Durante seu trabalho de apuração, o repórter chegou até uma fábrica e, ao pedir esclarecimentos do dono do local, foi surpreendido. O empresário trancou Luiz Barbará e sua equipe na fábrica e passou a fazer vários tipos de ameaças e constrangimentos, tudo com a câmera ligada. Um caso claro de cárcere privado.

Luiz Antônio Barbará, demitido por justa causa da Record RS.

A reportagem conseguiu sair do local quase uma hora depois, com a chegada da Brigada Militar, como é chamada a PM no Rio Grande do Sul. Num primeiro momento, a câmera foi apreendida, mas acabou liberada pela Polícia Civil.

O caso foi parar na delegacia, onde Barbará gostaria de registrar um boletim de ocorrência juntamente com a Record, como acontece de praxe quando matérias investigativas têm algo diferente do normal. Ele também pediu auxílio jurídico e proteção da emissora.

Mas foi aí a surpresa: a Record RS se negou a prestar ajuda e fazer qualquer tipo de B.O., e nem mesmo ajudá-lo nas outras questões. O canal alegou que não teria responsabilidade alguma, porque o crime foi cometido contra a pessoa, e não contra a empresa – mesmo que o repórter tenha ido com identificação da emissora, como canopla no microfone, carro adesivado e crachá.

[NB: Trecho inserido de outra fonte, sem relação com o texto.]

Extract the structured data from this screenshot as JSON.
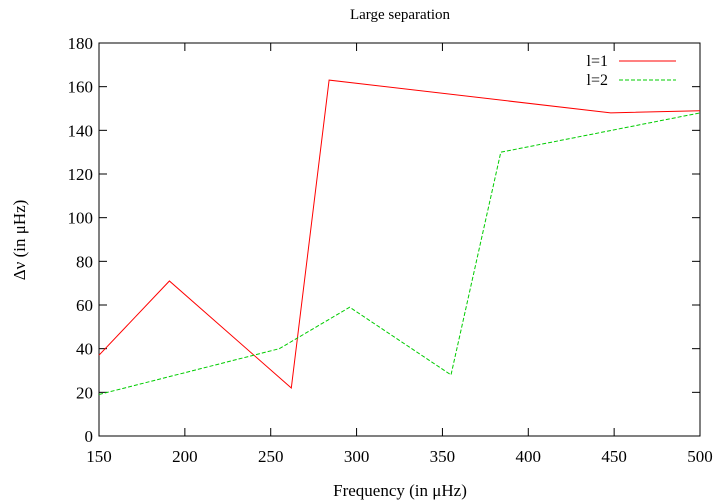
{
  "chart_data": {
    "type": "line",
    "title": "Large separation",
    "xlabel": "Frequency (in μHz)",
    "ylabel": "Δν (in μHz)",
    "xlim": [
      150,
      500
    ],
    "ylim": [
      0,
      180
    ],
    "xticks": [
      150,
      200,
      250,
      300,
      350,
      400,
      450,
      500
    ],
    "yticks": [
      0,
      20,
      40,
      60,
      80,
      100,
      120,
      140,
      160,
      180
    ],
    "grid": false,
    "legend_position": "top-right",
    "series": [
      {
        "name": "l=1",
        "color": "#ff0000",
        "dash": "solid",
        "x": [
          150,
          191,
          262,
          284,
          448,
          500
        ],
        "y": [
          37,
          71,
          22,
          163,
          148,
          149
        ]
      },
      {
        "name": "l=2",
        "color": "#00cc00",
        "dash": "dashed",
        "x": [
          150,
          255,
          296,
          355,
          384,
          500
        ],
        "y": [
          19,
          40,
          59,
          28,
          130,
          148
        ]
      }
    ]
  }
}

Com laudo psicológico, Luiz Barbará ficou sem trabalhar durante os últimos dois meses por conta de todo o trauma que passou.

Ao retornar à emissora para entregar o laudo médico, o repórter foi demitido por justa causa. Barbará está com perícia marcada e não teve alta médica, o que torna a demissão ilegal.

Esse é o segundo escândalo em menos de quatro meses envolvendo a Record do Rio Grande do Sul. Em outubro, jornalistas do canal entraram em greve por falta de condições adequadas de trabalho na emissora gaúcha.

Na ocasião, programas foram prejudicados e o “Balanço Geral RS” foi ao ar, no dia 17 de outubro, com o seu apresentador Alexandre Motta mostrando apenas vídeos de flagrantes e câmeras de trânsito, porque equipes de reportagem se negaram a fazer matérias em protesto à falta de apoio e por condições inadequadas para fazerem jornalismo de qualidade.